In the last round of delta, as the benchmark interest rate of asset pricing, the yield of 10-year US bonds showed a coincidental trend with the epidemic: when the epidemic spread from July to August, the yield of US bonds decreased; From August to September, the epidemic peaked, and the yield of US bonds rose sharply. There are many factors affecting the trend of interest rate, but the impact of the epidemic on economic expectations, inflation expectations and monetary policy expectations has played an important role.

High inflation and the expectation of raising interest rates are the core contradictions facing the current market. 8. Since September, overseas interest rates have risen again, behind which are constantly higher than expected inflation data, boosting inflation expectations and rising interest rate expectations. After the emergence of Omicron mutant strain, new variables were introduced, and inflation and interest rate hike expectations were obviously impacted by the mutant strain. If the oil price continues to decline due to virus concerns, it will significantly suppress the current inflation expectations of the market.
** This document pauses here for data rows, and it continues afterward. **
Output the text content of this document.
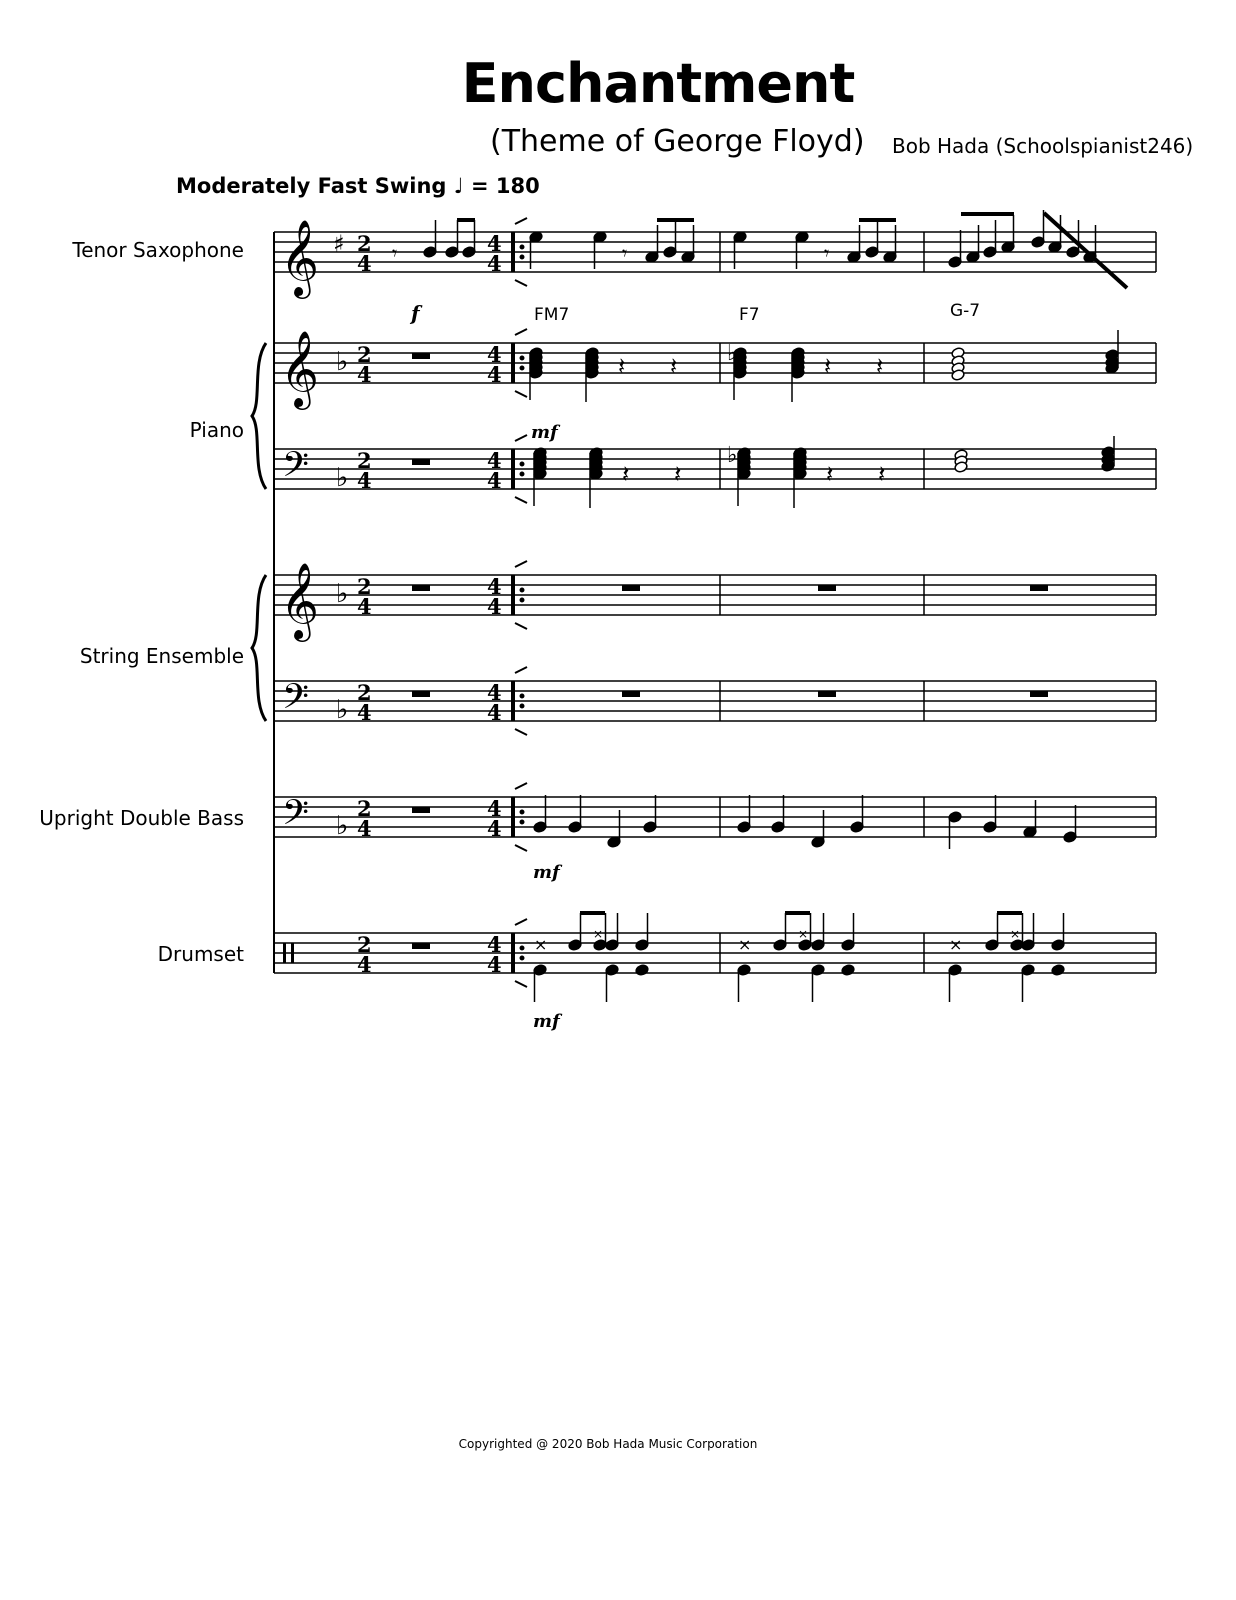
Enchantment
(Theme of George Floyd) Bob Hada (Schoolspianist246)
Moderately Fast Swing ♩ = 180
Tenor Saxophone
Piano
String Ensemble
Upright Double Bass
Drumset
𝄞
𝄞
𝄞
𝄢
𝄢
𝄢
♯
♭
♭
♭
♭
♭
2
4
4
4
2
4
4
4
2
4
4
4
2
4
4
4
2
4
4
4
2
4
4
4
2
4
4
4
𝄾	𝄾	𝄾
𝄽 𝄽	𝄽 𝄽
♭
𝄽 𝄽	𝄽 𝄽
♭
×
×
×
×
×
×
FM7	F7	G-7
f
mf
mf
mf
Copyrighted @ 2020 Bob Hada Music Corporation
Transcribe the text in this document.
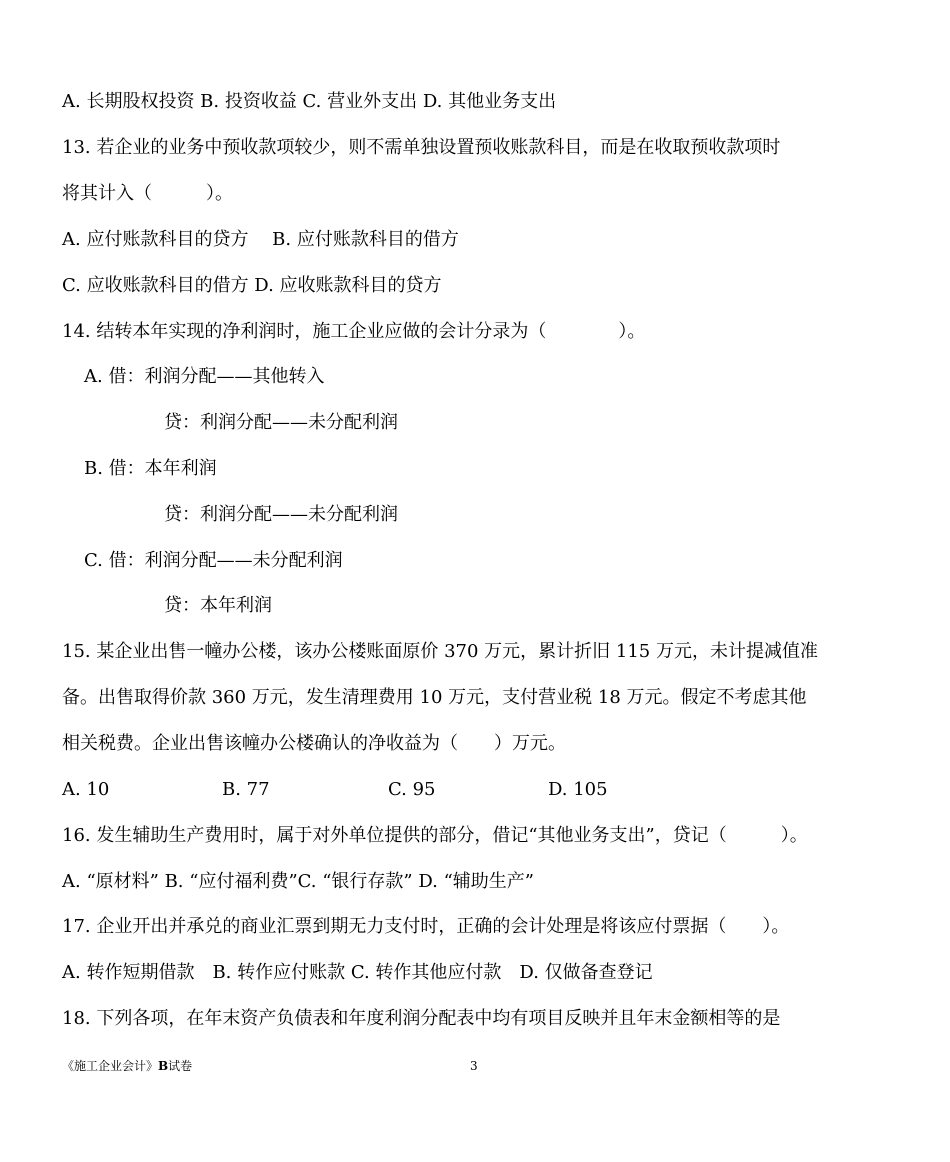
A. 长期股权投资 B. 投资收益 C. 营业外支出 D. 其他业务支出
13. 若企业的业务中预收款项较少，则不需单独设置预收账款科目，而是在收取预收款项时
将其计入（　　　）。
A. 应付账款科目的贷方　 B. 应付账款科目的借方
C. 应收账款科目的借方 D. 应收账款科目的贷方
14. 结转本年实现的净利润时，施工企业应做的会计分录为（　　　　）。
A. 借：利润分配——其他转入
贷：利润分配——未分配利润
B. 借：本年利润
贷：利润分配——未分配利润
C. 借：利润分配——未分配利润
贷：本年利润
15. 某企业出售一幢办公楼，该办公楼账面原价 370 万元，累计折旧 115 万元，未计提减值准
备。出售取得价款 360 万元，发生清理费用 10 万元，支付营业税 18 万元。假定不考虑其他
相关税费。企业出售该幢办公楼确认的净收益为（　　）万元。
A. 10	B. 77	C. 95	D. 105
16. 发生辅助生产费用时，属于对外单位提供的部分，借记“其他业务支出”，贷记（　　　）。
A. “原材料” B. “应付福利费”C. “银行存款” D. “辅助生产”
17. 企业开出并承兑的商业汇票到期无力支付时，正确的会计处理是将该应付票据（　　）。
A. 转作短期借款　B. 转作应付账款 C. 转作其他应付款　D. 仅做备查登记
18. 下列各项，在年末资产负债表和年度利润分配表中均有项目反映并且年末金额相等的是
《施工企业会计》B试卷	3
In terms of monetary policy expectation, the number of interest rate increases implied in the pricing of federal fund interest rate futures decreased significantly, indicating that the logical chain of mutation virus impact - rising uncertainty of economic repair - marginal loosening of monetary policy expectation is established.

Conclusion: the main market impact of Omicron strain variation will still come from the impact of the epidemic on the market expectation. The uncertainty of the economic outlook brought about by the epidemic will impact the current high inflation and interest rate hike expectations, which will bring downward pressure on interest rates. Once the expectation of raising interest rates wavers, the US dollar index will also be under pressure, and gold may continue to rebound due to the suppression of real interest rates. Most importantly, for risky assets such as stocks, considering that the current market is mainly facing the test of inflation and monetary policy contraction, when the virus mutates into expectations and new variables are introduced, it is not easy to bearish the performance of risky assets in the future.

Risk statement

The epidemic scale caused by Omicron mutant strain exceeded expectations; The epidemic situation further worsened the gap between supply and demand; The trend of monetary policy is restricted by inflation and other factors.